Nous sommes en 1845. Le Belge Jean-Nicolas Perlot, originaire de la province du Luxembourg, décide suite à la mort de son père de se rendre à Paris afin d’améliorer son train de vie. Agé de tout juste 22 ans, il se fait embaucher comme calicot (vendeur de tissus). Les années passant, il perçoit un salaire toujours plus attrayant qui lui permet de vivre confortablement. Son histoire aurait pu en rester là, celle d’un banal vendeur de tissus gagnant plutôt bien sa vie, mais deux événements concomitants le menèrent vers un tout autre destin.

Trois ans après l’arrivée de Perlot à Paris, le peuple français se révolte et obtient l’abdication de Louis-Philippe 1er, roi de l’époque. Une victoire pour les Français, mais dont les conséquences se font surtout sentir dans les commerces qui voient leur chiffre d’affaires fondre. De nombreux employés perdent leur travail. Il devient alors vital pour tous ces gens de trouver un nouveau moyen de gagner de l’argent. Et, pour cela, il leur suffit de tourner les yeux vers l’Ouest. A la même époque, à des milliers de kilomètres de là, en Californie, le capitaine Sutter leur redonna espoir. Le nom de cet homme fut en effet associé à une étrange découverte.

Alors qu’il était en train de construire la nouvelle scierie de son patron, l’un des employés de John Sutter tomba nez à nez avec de grandes quantités d’or. La nouvelle fit le tour des Etats-Unis et ne tarda pas à franchir l’Océan atlantique. « La fièvre de l’or succéda à la fièvre révolutionnaire ou, du moins, lui fit une rude concurrence. Des sociétés se formèrent pour l’exploitation des mines d’or de la Californie. Tous les murs dans Paris étaient couverts de leurs affiches remplies de promesses alléchantes », écrit Jean-Nicolas Perlot. Il n’en fallait pas plus pour que ce Belge décide de devenir l’un des principaux protagonistes de la ruée vers l’or.

CHAPITRE 1

Un long chemin où les cadavres mènent à l'or

C’est avec la société La fortune qu’il embarque sur un bateau à destination de la Californie. Une fois la traversée de six mois terminée, Perlot et ses collègues posent enfin le pied sur le continent américain. Mais, à peine arrivés, ils apprennent que leur société a fait faillite.

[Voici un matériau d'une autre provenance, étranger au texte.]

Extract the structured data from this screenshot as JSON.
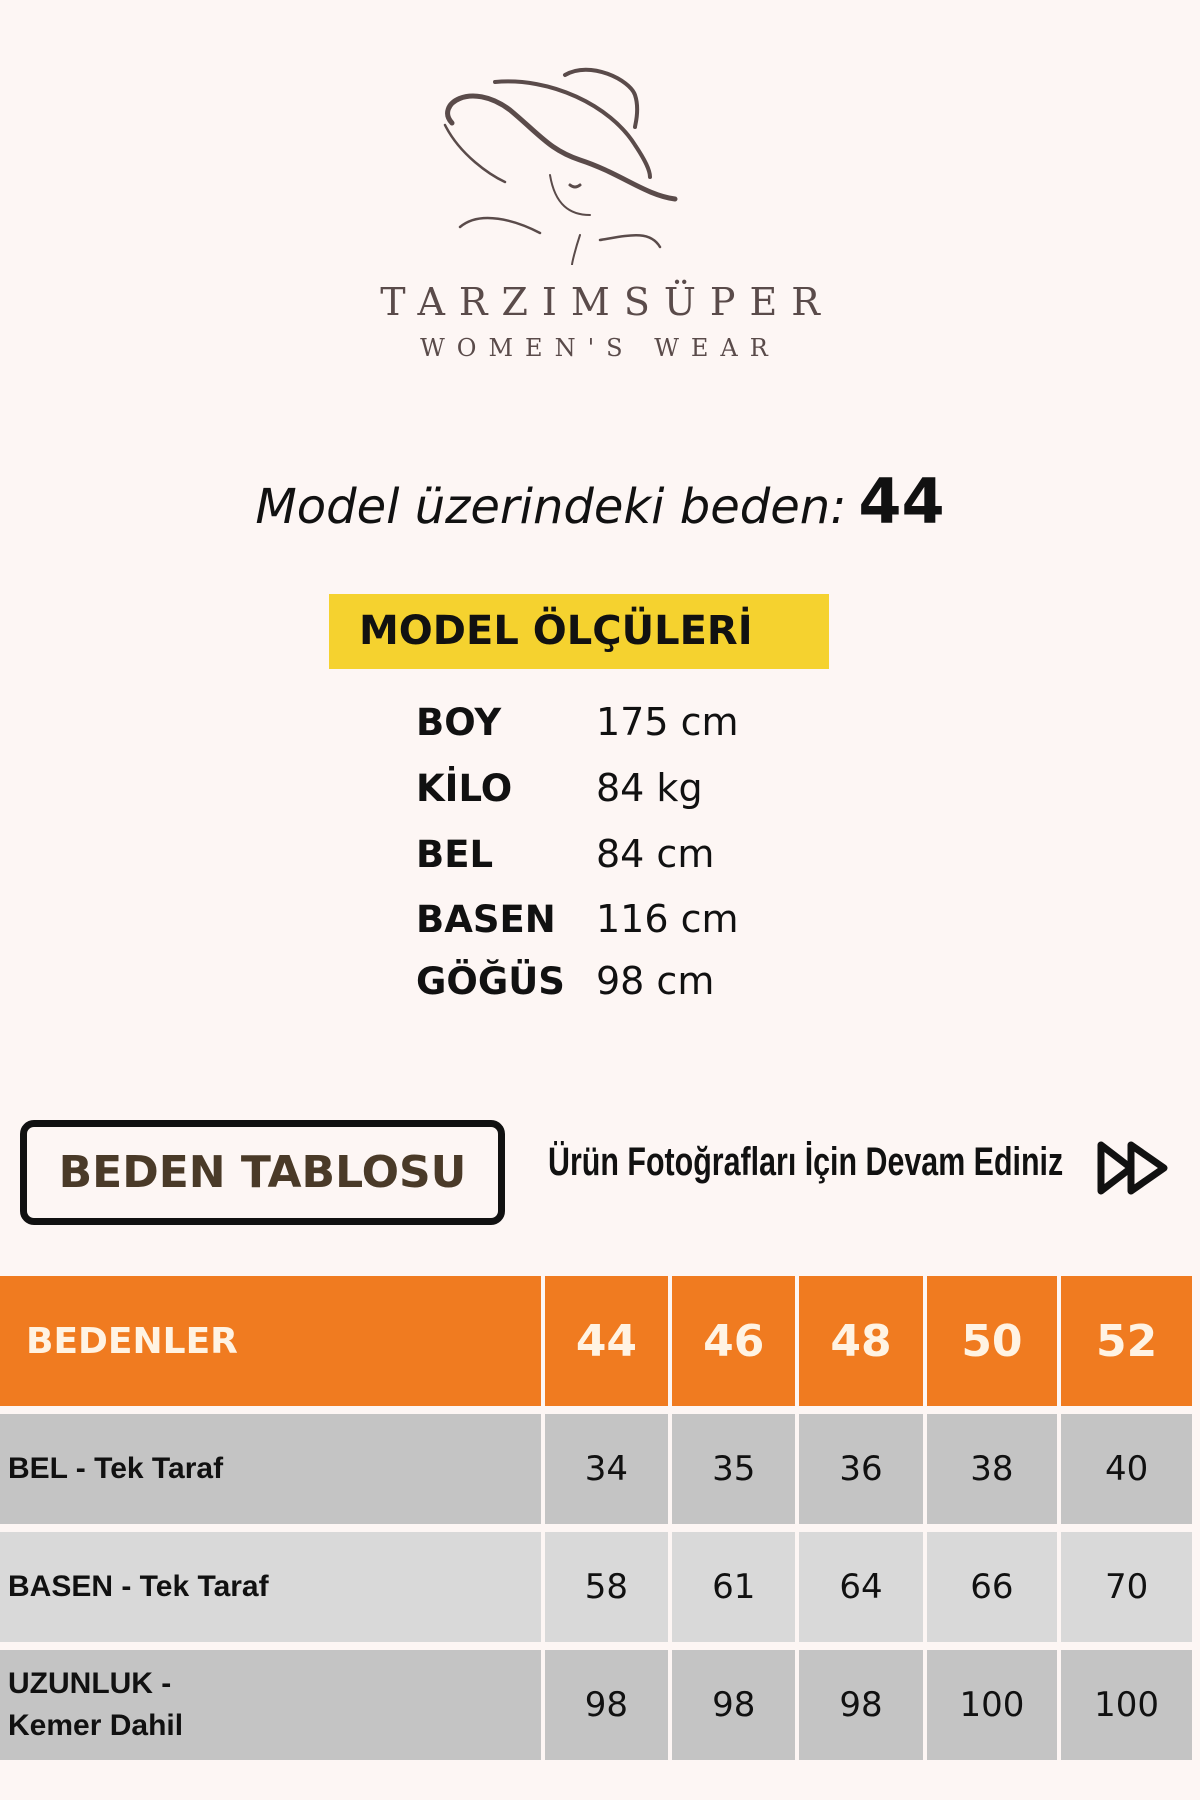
{
  "logo": {
    "brand": "TARZIMSÜPER",
    "tagline": "WOMEN'S WEAR",
    "icon": "woman-in-hat-logo"
  },
  "model": {
    "label": "Model üzerindeki beden:",
    "size": "44"
  },
  "measurements": {
    "title": "MODEL ÖLÇÜLERİ",
    "highlight_color": "#f5d22f",
    "rows": [
      {
        "label": "BOY",
        "value": "175 cm"
      },
      {
        "label": "KİLO",
        "value": "84 kg"
      },
      {
        "label": "BEL",
        "value": "84 cm"
      },
      {
        "label": "BASEN",
        "value": "116 cm"
      },
      {
        "label": "GÖĞÜS",
        "value": "98 cm"
      }
    ]
  },
  "size_chart_button": "BEDEN TABLOSU",
  "continue_link": {
    "label": "Ürün Fotoğrafları İçin Devam Ediniz",
    "icon": "fast-forward-icon"
  },
  "table": {
    "header_color": "#f07b20",
    "headers": [
      "BEDENLER",
      "44",
      "46",
      "48",
      "50",
      "52"
    ],
    "rows": [
      {
        "label": "BEL - Tek Taraf",
        "values": [
          "34",
          "35",
          "36",
          "38",
          "40"
        ]
      },
      {
        "label": "BASEN - Tek Taraf",
        "values": [
          "58",
          "61",
          "64",
          "66",
          "70"
        ]
      },
      {
        "label": "UZUNLUK - Kemer Dahil",
        "label_lines": [
          "UZUNLUK -",
          "Kemer Dahil"
        ],
        "values": [
          "98",
          "98",
          "98",
          "100",
          "100"
        ]
      }
    ]
  }
}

Rien ne peut toutefois décourager ces hommes rêveurs : ni ce contretemps ni les rumeurs terrifiantes.

« Le bruit courrait qu’on trépassait comme des mouches sur les champs aurifères tandis que les survivants passaient leurs temps à s’entretuer », raconte Perlot.

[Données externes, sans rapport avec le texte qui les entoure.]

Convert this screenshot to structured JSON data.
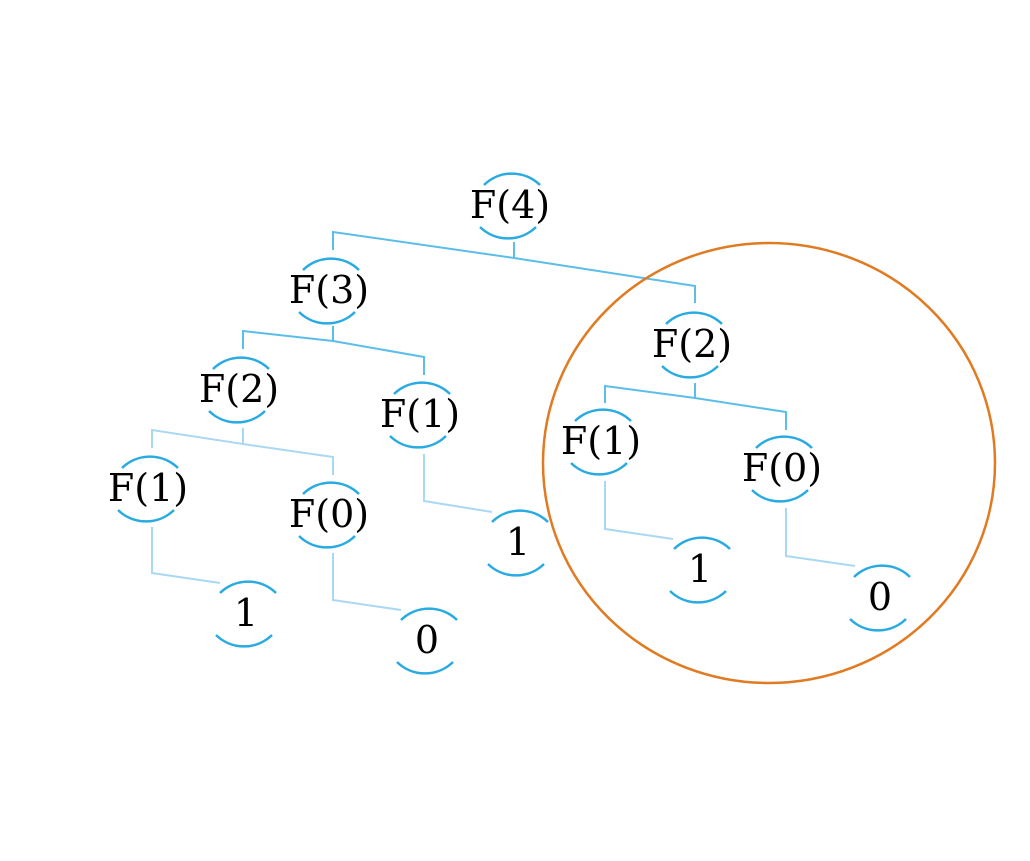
{
  "colors": {
    "connector_dark": "#5bbde8",
    "connector_light": "#a9d8f2",
    "node_arc": "#29abe2",
    "highlight": "#e07b22"
  },
  "nodes": [
    {
      "id": "f4",
      "label": "F(4)"
    },
    {
      "id": "f3",
      "label": "F(3)"
    },
    {
      "id": "f2-right",
      "label": "F(2)"
    },
    {
      "id": "f2-left",
      "label": "F(2)"
    },
    {
      "id": "f1-mid",
      "label": "F(1)"
    },
    {
      "id": "f1-right",
      "label": "F(1)"
    },
    {
      "id": "f0-right",
      "label": "F(0)"
    },
    {
      "id": "f1-left",
      "label": "F(1)"
    },
    {
      "id": "f0-left",
      "label": "F(0)"
    },
    {
      "id": "leaf-mid",
      "label": "1"
    },
    {
      "id": "leaf-right-1",
      "label": "1"
    },
    {
      "id": "leaf-right-0",
      "label": "0"
    },
    {
      "id": "leaf-left-1",
      "label": "1"
    },
    {
      "id": "leaf-left-0",
      "label": "0"
    }
  ],
  "edges": [
    [
      "f4",
      "f3"
    ],
    [
      "f4",
      "f2-right"
    ],
    [
      "f3",
      "f2-left"
    ],
    [
      "f3",
      "f1-mid"
    ],
    [
      "f2-right",
      "f1-right"
    ],
    [
      "f2-right",
      "f0-right"
    ],
    [
      "f2-left",
      "f1-left"
    ],
    [
      "f2-left",
      "f0-left"
    ],
    [
      "f1-mid",
      "leaf-mid"
    ],
    [
      "f1-right",
      "leaf-right-1"
    ],
    [
      "f0-right",
      "leaf-right-0"
    ],
    [
      "f1-left",
      "leaf-left-1"
    ],
    [
      "f0-left",
      "leaf-left-0"
    ]
  ],
  "highlight": {
    "target": "f2-right"
  }
}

Avec une dizaine de personnes, le Belge se procure une carte incomplète qui leur permettra malgré tout de les mener vers des terres contenant de l'or. Commence alors leur expédition. « Seuls, nous n’avions pas assez d’argent pour acheter ce dont nous avions besoin mais, ensemble, nous avons réussi. Nous avons donc acheté un âne, des armes et des vivres. Pour réaliser ce capital, nous avons dû vendre chemises et pantalons, et les caleçons surtout, objets de luxe, car un pantalon suffit pour être habillé ». Armée du strict nécessaire, la petite équipe se met en route. « Il fallait parcourir de longues distances à travers un pays désert et sans chemin, à se garer de l’Indien, de l’ours, de la panthère, du chat-tigre, et des serpents de toutes espèces ».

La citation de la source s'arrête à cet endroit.